Visibility is not control. Having metrics showing an increase in attacks doesn't mean that the organization sees or blocks everything. It may just mean that noise is growing while part of the risk remains invisible. If Shadow AI governance is not structured, there is a surface of exposure that the dashboard simply doesn't show.

AI without guardrails becomes vulnerability. Using artificial intelligence for defense is necessary. Not using it is already a risk. But putting AI into operation without data security, testing, privacy and compliance controls in place turns the tool into a vector for the next incident. A concrete example: a marketing team that uses generative tools without curation to develop campaigns could be exposing competitive differentials that a competitor accesses before launch.

Governance, culture and third parties are the points of greatest failure. The HLB 2024 report indicates that 37% of organizations have suffered breaches through third parties, and 20% are unsure about the level of security of their partners. In the context of Shadow AI, this external risk is amplified: AI platforms and services that have not undergone a corporate security assessment create loopholes that don't always show up in conventional audits.

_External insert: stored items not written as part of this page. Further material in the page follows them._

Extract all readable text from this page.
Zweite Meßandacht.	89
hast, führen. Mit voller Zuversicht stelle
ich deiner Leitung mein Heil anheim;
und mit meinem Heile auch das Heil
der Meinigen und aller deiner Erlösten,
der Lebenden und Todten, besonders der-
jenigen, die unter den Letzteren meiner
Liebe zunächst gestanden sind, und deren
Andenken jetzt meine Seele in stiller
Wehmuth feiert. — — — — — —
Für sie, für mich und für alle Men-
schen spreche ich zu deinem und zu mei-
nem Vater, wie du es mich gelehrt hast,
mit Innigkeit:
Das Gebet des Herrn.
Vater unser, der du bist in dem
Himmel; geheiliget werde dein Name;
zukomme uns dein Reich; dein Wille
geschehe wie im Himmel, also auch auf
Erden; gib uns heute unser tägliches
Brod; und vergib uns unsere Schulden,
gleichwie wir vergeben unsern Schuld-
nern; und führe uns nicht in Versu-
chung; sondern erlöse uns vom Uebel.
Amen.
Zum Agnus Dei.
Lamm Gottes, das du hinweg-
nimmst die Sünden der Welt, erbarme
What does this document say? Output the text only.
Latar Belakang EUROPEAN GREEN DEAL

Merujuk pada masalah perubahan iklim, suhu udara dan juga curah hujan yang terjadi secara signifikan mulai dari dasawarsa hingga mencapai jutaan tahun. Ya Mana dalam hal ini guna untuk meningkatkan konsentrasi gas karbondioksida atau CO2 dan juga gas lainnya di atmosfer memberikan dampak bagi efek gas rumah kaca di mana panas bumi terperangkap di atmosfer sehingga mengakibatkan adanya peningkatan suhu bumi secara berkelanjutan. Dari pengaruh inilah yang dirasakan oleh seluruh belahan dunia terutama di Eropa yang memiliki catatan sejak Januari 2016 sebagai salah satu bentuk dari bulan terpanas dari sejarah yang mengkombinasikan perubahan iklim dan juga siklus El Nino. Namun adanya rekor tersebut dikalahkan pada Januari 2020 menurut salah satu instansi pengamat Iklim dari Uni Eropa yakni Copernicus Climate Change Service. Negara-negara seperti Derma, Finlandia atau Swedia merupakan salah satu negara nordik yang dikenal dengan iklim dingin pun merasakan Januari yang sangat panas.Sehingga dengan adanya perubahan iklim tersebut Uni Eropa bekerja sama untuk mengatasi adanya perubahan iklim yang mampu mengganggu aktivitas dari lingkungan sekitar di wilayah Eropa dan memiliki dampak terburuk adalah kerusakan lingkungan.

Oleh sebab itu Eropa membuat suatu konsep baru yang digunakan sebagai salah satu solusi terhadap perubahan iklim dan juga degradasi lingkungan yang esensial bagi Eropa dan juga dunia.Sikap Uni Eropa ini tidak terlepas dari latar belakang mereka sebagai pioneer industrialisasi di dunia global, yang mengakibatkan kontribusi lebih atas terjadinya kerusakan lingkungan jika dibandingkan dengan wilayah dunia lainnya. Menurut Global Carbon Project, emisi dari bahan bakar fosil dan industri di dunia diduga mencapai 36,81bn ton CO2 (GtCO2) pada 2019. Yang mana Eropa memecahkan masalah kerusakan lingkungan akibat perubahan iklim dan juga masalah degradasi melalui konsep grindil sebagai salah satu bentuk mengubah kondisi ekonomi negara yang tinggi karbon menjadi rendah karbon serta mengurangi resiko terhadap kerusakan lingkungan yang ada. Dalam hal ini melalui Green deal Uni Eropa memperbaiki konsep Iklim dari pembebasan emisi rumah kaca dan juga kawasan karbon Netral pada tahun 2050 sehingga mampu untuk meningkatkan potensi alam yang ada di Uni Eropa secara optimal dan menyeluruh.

What to do in practice: an objective guide for security managers

The transition from a reactive stance to a proactive approach requires concrete actions. Some of the most urgent:

  • Map the actual use of AI in the organization. This includes marketing, HR, sales, production and any area that may be using tools without formal IT approval. The inventory needs to exist before any policy.
  • Establish clear policies by data type and context. Sensitive data can only be processed in approved environments, with logs, auditing and a defined data owner. Generative models need environment segregation. Prompt injection and data output controls need to be in place.
  • Integrate AI into the operational security architecture. SIEM, XDR, logs and incident response need to talk to defensive AI tools. Treating AI only as a business project is a mistake that eventually has a cost.
  • Evaluate suppliers that offer or use AI. Privacy, data transfer, sovereignty and compliance risks need to be in the evaluation matrix for partners and suppliers.
  • Build a culture of AI awareness. Employees need to understand that using ChatGPT or any generative tool with corporate data without guidance is not modernization, it's active exposure.

The true indicator of maturity

Effective cybersecurity today is not only measured by the ability not to be attacked. Any sufficiently exposed organization will be targeted at some point. The relevant indicator is something else: the ability to recover quickly, with established governance and with learning incorporated into the process.

Brazil is advancing in security maturity. But it is advancing at a pace that has yet to keep pace with the sophistication of the threats. And the next big risk vector is probably already operating inside organizations, silently, in the form of an AI tool that nobody has approved.

This post was based on an opinion piece published on Crypto ID by Gabriel Loschi, CISO at Foursys, on the occasion of International Cybersecurity Awareness Month.